Il y a une affaire de maillot qui flotte dans l’air malsain de la bonne bigoterie algérienne. En effet, les Algériennes, indépendantes cependant depuis 1962, le 5 juillet plus exactement après avoir donné du sang, des larmes, des enfants et des paniers de nourriture et beaucoup de sacrifices pour que l’Algérie soit un pays de liberté, de tolérance et d’égalité pour tous dans les droits comme cela fut pour les devoirs, se voient aujourd’hui interdire de porter le maillot à la plage au nom de la liberté d’oppresser dont s’affuble actuellement une pratique religieuse (?) surnommée islam.

Les travailleuses, les mères de famille qui voudraient un peu rafraîchir leurs journées de canicule ne peuvent plus se mettre en maillot pour prendre un bain que dans des plages dites « privées » qui sont payantes et chères. Quelle ouvrière peut se payer une journée de plage à 1000 DA l’entrée, 350 DA une glace ? etc. Quels mère et père de famille, quel ouvrier peuvent penser à emmener leurs enfants à la plage ou même à la montagne pour y passer une journée quand le quotidien n’est pas assuré avec certitude ? Qui parle d’ailleurs de plage pour ces gens-là ?
Et moi, ancien cadre supérieur avec une misérable retraite de 18.000 DA à laquelle personne ne pense, comment je peux penser à aller prendre des vacances dans une plage privée ?

Aujourd’hui j’ai décidé d’être une femme et je me souviens que dans les années 70, nous allions à la plage, nous nagions et nous riions sans crainte. Les femmes allaient seules parfois aux plages du Figuier ou de Zemmouri, elles prenaient normalement le car pour y aller et les gens étaient respectueux. Ils connaissaient l’islam et ses principes même s’ils ne fréquentaient pas les lieux de culte mais surtout leur lieu de travail. Et selon les normes que l’on nous a enseignées, un musulman ne devait pas se laisser aller à des pensées malsaines. Aujourd’hui, on traite la femme comme un suppôt de Satan et si elle veut juste se détendre, on la traite de fille perdue.

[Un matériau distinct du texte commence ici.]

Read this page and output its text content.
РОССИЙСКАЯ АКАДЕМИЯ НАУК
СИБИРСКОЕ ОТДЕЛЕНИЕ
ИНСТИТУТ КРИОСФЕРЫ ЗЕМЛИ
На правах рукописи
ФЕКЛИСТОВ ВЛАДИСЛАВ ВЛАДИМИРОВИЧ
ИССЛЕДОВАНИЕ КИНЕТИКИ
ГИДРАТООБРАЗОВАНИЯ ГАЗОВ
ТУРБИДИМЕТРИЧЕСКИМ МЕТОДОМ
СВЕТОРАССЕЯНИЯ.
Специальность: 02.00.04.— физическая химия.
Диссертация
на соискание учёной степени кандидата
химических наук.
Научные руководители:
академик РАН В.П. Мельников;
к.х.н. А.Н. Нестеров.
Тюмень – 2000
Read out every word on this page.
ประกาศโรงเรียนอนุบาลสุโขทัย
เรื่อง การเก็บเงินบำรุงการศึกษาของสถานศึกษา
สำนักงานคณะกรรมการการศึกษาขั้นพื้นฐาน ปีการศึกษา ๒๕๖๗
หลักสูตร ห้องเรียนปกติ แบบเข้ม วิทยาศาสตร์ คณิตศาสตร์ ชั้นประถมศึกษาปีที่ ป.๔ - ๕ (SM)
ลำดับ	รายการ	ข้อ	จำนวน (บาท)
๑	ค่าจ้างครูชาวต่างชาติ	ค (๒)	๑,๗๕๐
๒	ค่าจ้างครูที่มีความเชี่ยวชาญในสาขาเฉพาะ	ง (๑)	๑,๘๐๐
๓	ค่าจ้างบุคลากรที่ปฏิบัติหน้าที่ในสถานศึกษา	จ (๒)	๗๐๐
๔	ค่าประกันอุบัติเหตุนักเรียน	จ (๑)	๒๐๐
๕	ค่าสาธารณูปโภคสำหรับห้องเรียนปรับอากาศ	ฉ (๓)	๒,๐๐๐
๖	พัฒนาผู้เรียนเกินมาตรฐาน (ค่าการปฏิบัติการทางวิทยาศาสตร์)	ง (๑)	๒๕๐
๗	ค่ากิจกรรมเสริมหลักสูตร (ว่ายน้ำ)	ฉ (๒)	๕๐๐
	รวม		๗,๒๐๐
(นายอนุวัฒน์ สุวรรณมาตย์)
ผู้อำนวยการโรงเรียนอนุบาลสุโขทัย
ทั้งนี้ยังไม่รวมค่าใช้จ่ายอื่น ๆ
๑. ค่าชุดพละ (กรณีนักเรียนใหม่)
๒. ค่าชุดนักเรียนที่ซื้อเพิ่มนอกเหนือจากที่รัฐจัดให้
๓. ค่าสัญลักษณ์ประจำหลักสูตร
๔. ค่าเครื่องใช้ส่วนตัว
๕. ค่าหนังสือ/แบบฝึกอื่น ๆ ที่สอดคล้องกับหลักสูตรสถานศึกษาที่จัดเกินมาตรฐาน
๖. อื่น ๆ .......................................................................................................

Face à tous ces interdits répandus sur le sable et sur nos vies, les pouvoirs publics sont totalement absents et n’apparaissent pas du tout pour rappeler l’ordre et la loi. Non, ce sont des incultes se clamant représentants de la piété juste qui font la loi et ordonnent ou interdisent au citoyen ce qu’il convient de faire au nom d’un islam new-look à l’Algérienne.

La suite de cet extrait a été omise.